To assist the working party a contract was let to prepare two background reports. Eight firms tendered; Deloittes were selected. While in association with us they beavered away on we met weekly as a group. NZEI were always well-prepared and passionate in their advocacy. The other side didn’t present requested information, kept delaying and in general time-wasted. Tempers got heated. At one meeting things got so unpleasant that I decided to fling a controlled teacher’s paddy. Snapping a pencil I stood up, announced I was fed up and stormed out of the room to spend a pleasant half an hour in Unity Bookshop. When I went back they were working quietly. I sat down and read my new book for a while. Sometimes adults are like children.
In the interests of fair play I warned SSC that NZEI was doing all the running with Deloittes. Nothing changed. Then when the Education Ministry made a presentation to Deloittes their spokesman said that performance pay was a no-no. It was a complete contradiction of what its working party officers had been arguing, left hand not knowing what its right hand was doing. NZEI’ was jubilant. Its records state I kept a poker face.
So not surprisingly the Deloittes reports supported pay parity as well as advice on how to implement it and opposed performance pay. Lockwood was not pleased. His office rang me demanding an explanation. My reply was simple ‘they were independent, I was merely the chair’. I felt like saying his officials should have warned him but I didn’t. ‘Shortly thereafter the working party was disbanded.

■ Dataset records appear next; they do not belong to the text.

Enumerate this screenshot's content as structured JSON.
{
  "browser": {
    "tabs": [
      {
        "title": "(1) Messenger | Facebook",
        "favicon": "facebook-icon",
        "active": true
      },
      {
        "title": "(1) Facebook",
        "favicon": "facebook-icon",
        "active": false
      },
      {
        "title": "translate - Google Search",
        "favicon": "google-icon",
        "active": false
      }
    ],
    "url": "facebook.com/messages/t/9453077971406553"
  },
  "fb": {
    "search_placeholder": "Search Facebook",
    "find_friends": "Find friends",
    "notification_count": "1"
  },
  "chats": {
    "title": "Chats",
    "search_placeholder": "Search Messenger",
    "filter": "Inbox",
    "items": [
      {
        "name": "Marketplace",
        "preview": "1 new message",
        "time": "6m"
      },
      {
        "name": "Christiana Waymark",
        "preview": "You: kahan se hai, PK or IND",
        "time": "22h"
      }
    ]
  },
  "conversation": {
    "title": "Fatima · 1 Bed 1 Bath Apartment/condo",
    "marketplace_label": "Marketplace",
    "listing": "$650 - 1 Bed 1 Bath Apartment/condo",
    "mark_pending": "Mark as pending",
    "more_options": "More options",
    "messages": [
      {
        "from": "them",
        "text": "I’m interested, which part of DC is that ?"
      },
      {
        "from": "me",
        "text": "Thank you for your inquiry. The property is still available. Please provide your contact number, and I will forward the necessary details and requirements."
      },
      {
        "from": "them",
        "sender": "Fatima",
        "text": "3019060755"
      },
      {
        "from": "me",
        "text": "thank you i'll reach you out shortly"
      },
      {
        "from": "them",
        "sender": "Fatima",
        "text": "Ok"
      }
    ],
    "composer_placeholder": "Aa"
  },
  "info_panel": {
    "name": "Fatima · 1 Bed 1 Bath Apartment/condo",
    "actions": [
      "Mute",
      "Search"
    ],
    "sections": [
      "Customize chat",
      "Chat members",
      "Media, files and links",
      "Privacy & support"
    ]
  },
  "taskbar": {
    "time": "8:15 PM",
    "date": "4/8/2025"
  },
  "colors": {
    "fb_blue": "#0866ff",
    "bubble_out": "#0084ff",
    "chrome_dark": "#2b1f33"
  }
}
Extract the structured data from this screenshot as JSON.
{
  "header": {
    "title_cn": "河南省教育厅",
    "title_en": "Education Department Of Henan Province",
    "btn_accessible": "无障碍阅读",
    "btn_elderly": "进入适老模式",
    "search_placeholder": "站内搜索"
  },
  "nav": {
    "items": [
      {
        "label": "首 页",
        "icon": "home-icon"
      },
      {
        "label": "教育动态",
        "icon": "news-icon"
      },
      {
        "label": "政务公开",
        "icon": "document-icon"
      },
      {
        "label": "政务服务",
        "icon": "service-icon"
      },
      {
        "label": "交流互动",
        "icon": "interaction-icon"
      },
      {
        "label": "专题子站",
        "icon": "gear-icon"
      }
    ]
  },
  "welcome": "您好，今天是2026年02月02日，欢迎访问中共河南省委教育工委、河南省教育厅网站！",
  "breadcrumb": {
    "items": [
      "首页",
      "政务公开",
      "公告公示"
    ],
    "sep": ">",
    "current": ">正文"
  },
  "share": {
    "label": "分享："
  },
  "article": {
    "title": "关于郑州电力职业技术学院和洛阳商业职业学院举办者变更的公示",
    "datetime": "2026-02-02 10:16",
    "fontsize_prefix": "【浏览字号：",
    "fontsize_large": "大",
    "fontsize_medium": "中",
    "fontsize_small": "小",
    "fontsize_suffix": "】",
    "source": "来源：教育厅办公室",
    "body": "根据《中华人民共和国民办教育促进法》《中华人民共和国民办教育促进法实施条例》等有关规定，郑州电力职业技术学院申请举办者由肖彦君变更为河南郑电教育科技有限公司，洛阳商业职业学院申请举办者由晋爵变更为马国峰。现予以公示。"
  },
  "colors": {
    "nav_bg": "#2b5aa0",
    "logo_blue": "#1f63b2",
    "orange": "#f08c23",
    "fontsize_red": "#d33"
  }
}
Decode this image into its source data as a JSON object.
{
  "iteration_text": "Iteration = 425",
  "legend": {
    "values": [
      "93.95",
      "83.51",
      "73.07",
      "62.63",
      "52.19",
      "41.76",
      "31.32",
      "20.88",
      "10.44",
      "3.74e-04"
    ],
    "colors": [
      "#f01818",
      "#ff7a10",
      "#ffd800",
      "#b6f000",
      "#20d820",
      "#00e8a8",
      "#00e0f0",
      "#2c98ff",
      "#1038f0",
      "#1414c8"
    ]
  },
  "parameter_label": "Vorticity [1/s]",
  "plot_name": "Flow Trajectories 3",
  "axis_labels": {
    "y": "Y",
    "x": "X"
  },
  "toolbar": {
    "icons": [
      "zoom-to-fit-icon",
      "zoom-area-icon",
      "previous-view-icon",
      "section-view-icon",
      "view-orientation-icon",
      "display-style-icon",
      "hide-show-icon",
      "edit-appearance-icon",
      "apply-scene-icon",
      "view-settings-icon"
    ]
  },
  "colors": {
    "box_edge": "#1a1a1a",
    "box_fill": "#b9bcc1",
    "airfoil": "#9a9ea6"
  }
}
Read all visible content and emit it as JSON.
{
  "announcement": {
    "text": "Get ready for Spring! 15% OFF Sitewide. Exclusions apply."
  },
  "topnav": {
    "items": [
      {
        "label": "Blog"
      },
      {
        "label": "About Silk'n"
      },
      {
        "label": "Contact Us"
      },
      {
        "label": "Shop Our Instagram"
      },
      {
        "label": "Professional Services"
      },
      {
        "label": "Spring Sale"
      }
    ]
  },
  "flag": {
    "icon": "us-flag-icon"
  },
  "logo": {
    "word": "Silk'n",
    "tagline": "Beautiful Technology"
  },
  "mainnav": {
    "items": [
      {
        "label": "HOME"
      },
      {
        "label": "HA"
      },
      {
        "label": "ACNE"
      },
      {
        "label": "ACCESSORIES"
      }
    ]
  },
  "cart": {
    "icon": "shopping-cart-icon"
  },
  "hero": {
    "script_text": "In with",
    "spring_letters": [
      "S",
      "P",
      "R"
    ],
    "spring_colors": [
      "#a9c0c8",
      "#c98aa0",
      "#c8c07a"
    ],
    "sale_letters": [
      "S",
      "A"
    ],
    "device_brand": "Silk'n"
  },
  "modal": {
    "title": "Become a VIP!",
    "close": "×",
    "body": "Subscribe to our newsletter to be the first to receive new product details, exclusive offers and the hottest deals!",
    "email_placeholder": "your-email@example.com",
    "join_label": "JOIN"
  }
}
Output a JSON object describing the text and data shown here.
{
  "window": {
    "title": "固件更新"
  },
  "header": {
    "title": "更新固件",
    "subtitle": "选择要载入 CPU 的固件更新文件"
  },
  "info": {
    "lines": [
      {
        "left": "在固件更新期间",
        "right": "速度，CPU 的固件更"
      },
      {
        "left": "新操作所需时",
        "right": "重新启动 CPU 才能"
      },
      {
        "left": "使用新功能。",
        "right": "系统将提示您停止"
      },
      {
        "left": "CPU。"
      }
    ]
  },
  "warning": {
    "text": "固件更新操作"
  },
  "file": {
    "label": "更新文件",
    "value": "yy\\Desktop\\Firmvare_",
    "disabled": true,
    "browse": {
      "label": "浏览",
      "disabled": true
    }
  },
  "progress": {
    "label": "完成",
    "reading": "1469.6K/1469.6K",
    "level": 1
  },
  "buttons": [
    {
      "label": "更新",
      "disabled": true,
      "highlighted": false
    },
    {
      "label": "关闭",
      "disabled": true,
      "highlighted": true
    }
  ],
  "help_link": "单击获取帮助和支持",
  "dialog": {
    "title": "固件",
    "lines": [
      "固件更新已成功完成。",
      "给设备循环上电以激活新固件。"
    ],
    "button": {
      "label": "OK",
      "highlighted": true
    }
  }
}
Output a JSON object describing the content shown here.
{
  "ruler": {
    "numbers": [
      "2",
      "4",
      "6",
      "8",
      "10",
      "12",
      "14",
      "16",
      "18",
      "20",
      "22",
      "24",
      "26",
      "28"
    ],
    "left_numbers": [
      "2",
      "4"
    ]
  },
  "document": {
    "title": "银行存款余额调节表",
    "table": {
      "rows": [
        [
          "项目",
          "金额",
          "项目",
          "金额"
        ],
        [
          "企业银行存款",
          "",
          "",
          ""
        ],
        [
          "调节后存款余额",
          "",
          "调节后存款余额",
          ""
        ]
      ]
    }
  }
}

The dispute simmered on with another round of strikes until in early 1998 settlement was reached. Pay parity was entrenched but in the process the government got its wedges in on performance pay and bulk funding.
Despite the heat there was a strange camaraderie within that working party. The experience gave me an inkling of how hostages can bond with their captors. I confess I used to look forward to the challenge and life became duller when it stopped meeting.